Finance Ministers also launched a Global Infrastructure Initiative including a “knowledge sharing platform” to identify quality infrastructure projects. However the proposal appears focussed on protecting the interest of foreign investors, with little consideration for other stakeholders or for ensuring transparent and fair risk-sharing when public money is used to leverage private finance in infrastructure financing.

As Ged Kearney said: “We work together to produce goods and services - it is capital and labour combined that produces growth. It is essential that the rule of law exists for investors to abide by - going beyond anti-corruption to respect for labour standards, for Occupational Health and Safety, for property rights of citizens, and to governance arrangements that are transparent, fit for purpose, and include host community engagement.”

No major announcement was made on financial regulation.

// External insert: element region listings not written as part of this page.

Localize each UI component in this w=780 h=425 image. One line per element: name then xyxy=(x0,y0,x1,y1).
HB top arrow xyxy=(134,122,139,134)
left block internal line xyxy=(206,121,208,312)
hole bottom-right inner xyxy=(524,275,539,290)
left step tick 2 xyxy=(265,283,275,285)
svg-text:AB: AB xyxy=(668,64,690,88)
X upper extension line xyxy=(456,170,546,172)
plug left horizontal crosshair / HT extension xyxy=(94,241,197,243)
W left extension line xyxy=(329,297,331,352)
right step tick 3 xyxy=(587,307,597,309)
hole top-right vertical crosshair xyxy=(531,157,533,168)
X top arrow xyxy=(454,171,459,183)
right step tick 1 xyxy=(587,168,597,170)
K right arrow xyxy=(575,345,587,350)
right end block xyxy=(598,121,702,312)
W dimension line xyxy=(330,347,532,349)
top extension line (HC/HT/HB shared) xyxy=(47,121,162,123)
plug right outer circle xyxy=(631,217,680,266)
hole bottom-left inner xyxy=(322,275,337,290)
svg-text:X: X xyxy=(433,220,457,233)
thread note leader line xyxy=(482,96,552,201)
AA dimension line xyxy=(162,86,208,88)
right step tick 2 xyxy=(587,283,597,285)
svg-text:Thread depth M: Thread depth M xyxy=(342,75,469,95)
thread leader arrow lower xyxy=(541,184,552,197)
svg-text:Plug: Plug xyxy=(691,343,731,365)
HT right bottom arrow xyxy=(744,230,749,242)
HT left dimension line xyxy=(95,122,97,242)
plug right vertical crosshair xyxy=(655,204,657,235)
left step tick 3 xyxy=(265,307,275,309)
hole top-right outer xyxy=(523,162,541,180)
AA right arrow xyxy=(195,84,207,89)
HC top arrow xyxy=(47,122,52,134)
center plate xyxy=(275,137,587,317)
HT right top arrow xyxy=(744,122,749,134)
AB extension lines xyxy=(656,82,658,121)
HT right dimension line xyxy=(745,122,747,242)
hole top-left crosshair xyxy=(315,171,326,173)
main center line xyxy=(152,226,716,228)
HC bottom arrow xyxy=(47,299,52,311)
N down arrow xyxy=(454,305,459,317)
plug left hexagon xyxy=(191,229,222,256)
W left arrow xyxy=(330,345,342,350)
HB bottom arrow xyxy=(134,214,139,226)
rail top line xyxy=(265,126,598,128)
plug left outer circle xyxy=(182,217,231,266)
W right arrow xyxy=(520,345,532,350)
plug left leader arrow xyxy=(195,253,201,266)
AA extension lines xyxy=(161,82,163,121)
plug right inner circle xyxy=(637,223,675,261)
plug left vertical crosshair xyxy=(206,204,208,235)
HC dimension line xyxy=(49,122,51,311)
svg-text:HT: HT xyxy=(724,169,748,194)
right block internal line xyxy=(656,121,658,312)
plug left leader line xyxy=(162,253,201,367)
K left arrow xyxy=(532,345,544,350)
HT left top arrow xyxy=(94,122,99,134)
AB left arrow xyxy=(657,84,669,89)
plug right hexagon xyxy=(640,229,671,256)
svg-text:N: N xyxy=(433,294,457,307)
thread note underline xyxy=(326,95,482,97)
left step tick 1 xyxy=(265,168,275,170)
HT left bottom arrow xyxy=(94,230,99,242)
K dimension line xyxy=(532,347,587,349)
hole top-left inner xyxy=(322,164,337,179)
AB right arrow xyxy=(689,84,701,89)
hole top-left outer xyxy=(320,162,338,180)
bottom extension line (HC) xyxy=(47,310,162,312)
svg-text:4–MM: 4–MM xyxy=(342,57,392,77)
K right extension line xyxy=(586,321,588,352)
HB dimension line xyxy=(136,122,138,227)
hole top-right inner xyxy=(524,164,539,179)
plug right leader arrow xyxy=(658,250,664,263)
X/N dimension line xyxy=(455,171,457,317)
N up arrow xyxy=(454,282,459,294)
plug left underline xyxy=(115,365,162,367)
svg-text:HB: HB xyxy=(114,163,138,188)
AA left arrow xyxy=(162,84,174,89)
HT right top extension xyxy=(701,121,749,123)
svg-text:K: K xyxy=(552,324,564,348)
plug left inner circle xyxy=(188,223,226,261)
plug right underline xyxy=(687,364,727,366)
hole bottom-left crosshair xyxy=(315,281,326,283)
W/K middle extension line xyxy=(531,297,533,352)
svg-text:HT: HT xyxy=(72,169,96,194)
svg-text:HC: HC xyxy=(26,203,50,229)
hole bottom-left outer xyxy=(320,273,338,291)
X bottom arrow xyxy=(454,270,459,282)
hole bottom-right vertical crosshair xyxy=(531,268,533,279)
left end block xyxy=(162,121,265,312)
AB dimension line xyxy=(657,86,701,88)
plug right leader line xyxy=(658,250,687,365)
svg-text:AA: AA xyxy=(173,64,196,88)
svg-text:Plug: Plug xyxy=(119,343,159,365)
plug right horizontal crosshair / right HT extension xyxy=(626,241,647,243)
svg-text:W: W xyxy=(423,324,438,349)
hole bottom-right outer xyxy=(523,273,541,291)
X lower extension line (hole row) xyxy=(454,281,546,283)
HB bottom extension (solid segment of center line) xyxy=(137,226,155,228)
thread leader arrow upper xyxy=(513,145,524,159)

Regulation of the shadow banking system and the strengthening prudential and supervisory rules applying to “too-big-to-fail (TBTF)” financial institutions, as with previous ministerial meetings, remain “work in progress”. And the risk of further delays by the Financial Stability Board in their implementation is real. In an apparent concession to the banking industry, the G20 Finance Ministers agreed that the expected FSB proposal on TBTF “will be subject to public consultation and a quantitative impact assessment and “further refinement” before any final measure is agreed.

The attention now shifts to the International Financial Institutions Annual meetings in October in Washington, to which global unions have submitted a statement and beyond that to the G20 Leaders’ Summit in Brisbane in November, which will be immediately preceded by an L20 Summit, where G20 trade union leaders will be pressing their case for a policy mix of wage led growth and increases in public infrastructure investment.

“G20 Leaders must ensure that wages and jobs are at the heart of their discussion in Brisbane. The world needs a pay rise. Governments can’t continue to believe that cutting wages and worker protection will create jobs and the fiction that business can survive without customers who have money to spend,” said Sharan Burrow, General Secretary of the ITUC.

“Faced with stagnant growth, falling real wages in many countries and a global jobs gap that will rise to 81 million on current polices Leaders must give some hope to working families that policies will kick start a real job rich recovery”, said John Evans, General Secretary of TUAC.